Mais comme pour André Ravéreau, ce choix est suivi d'effets durables, c'est le moins qu'on puisse dire, et il deviendra celui de toute une vie. Certes, s'il y eut une vie soumise au mélange de hasards et de nécessités, c'est bien celle de la pauvre Isabelle, mais en même temps, incontestablement, cette vision du sud est comme une sorte de fil conducteur qu'elle ne lâche jamais et qui lui tient lieu de destin.

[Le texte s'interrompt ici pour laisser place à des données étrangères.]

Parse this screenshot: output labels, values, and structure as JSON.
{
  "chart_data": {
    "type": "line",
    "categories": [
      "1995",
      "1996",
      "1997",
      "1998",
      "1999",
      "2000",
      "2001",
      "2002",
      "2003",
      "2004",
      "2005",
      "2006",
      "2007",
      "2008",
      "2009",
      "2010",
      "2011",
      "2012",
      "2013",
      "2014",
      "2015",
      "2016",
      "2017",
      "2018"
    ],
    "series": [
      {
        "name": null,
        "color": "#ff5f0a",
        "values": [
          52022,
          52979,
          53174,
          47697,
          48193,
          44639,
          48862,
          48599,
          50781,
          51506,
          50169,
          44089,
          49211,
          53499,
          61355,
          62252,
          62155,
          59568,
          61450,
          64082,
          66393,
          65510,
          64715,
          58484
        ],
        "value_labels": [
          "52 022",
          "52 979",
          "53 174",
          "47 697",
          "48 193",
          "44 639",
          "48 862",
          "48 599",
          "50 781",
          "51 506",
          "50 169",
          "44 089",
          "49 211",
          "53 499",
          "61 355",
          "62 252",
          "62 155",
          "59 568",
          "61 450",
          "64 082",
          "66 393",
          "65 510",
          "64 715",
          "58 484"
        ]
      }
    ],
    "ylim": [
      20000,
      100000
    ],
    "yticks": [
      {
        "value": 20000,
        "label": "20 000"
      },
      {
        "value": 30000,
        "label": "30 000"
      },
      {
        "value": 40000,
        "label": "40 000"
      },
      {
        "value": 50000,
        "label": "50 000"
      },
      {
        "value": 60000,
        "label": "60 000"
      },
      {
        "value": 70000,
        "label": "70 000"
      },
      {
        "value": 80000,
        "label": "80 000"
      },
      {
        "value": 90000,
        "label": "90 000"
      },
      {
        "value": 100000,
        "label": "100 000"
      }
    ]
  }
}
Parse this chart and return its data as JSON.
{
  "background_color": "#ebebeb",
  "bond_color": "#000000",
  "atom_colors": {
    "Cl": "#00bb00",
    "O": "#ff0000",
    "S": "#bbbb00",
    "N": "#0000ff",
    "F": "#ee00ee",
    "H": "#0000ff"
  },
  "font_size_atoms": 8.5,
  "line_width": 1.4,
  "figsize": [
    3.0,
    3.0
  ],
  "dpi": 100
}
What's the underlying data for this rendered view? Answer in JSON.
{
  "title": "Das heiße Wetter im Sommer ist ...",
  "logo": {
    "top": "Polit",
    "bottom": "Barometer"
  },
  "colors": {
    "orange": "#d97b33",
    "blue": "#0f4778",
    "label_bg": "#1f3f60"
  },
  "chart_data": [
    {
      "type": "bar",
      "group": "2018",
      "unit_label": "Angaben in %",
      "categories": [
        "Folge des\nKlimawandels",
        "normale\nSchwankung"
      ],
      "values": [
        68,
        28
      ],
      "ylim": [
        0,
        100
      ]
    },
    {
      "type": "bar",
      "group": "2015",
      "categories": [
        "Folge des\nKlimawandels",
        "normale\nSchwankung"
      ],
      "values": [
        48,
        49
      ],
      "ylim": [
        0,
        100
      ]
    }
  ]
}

Comme tout coup de foudre, celui-là contient sans doute une part de mystère, mais nous pouvons du moins nous en remettre à Isabelle Eberhardt elle-même, écrivaine de talent et de vocation, dont les mots nous aident à comprendre ce qui s'est passé. On trouvera peut-être, sans doute, que son style relève de ce qu'il est convenu de décrier sous le nom d'orientalisme, et que par exemple, elle se souvient un peu trop d'avoir lu Pierre Loti.

Il y a pourtant des notations originales, comme celle d'un silence inouï (c'est le cas de le dire) durant un moment sur ce paysage au coucher du soleil, jusqu'à ce que les femmes sortent en procession pour se rendre à la mosquée, tandis qu'on entend, au loin, une petite flûte de roseau d'une tristesse infinie : "Et cette plainte ténue, modulée, traînante à la fois et entrecoupée comme un sanglot, était le seul son qui animait un peu cette cité de rêve". 

M'Zab pour l'un, Souf pour l'autre, ce sont des visions mythiques ou devenues telles, diront peut-être nos contemporains. Car le réalisme oblige à reconnaître que ces visions en effet, de nos jours en tout cas, relèvent du rêve autant et plus que de la réalité. Ni André Ravéreau ni Isabelle Eberhardt n'ignoraient les intrusions menaçantes visant à la destruction plus ou moins rapide de ce qu'ils admiraient tellement, mais c'était pour l'un comme pour l'autre une raison supplémentaire de dire, avec toute la force dont ils étaient capables, ce qu'il y avait d'unique dans ces lieux, dont on ne verrait peut-être plus jamais la qualité exceptionnelle, désormais en voie de disparition.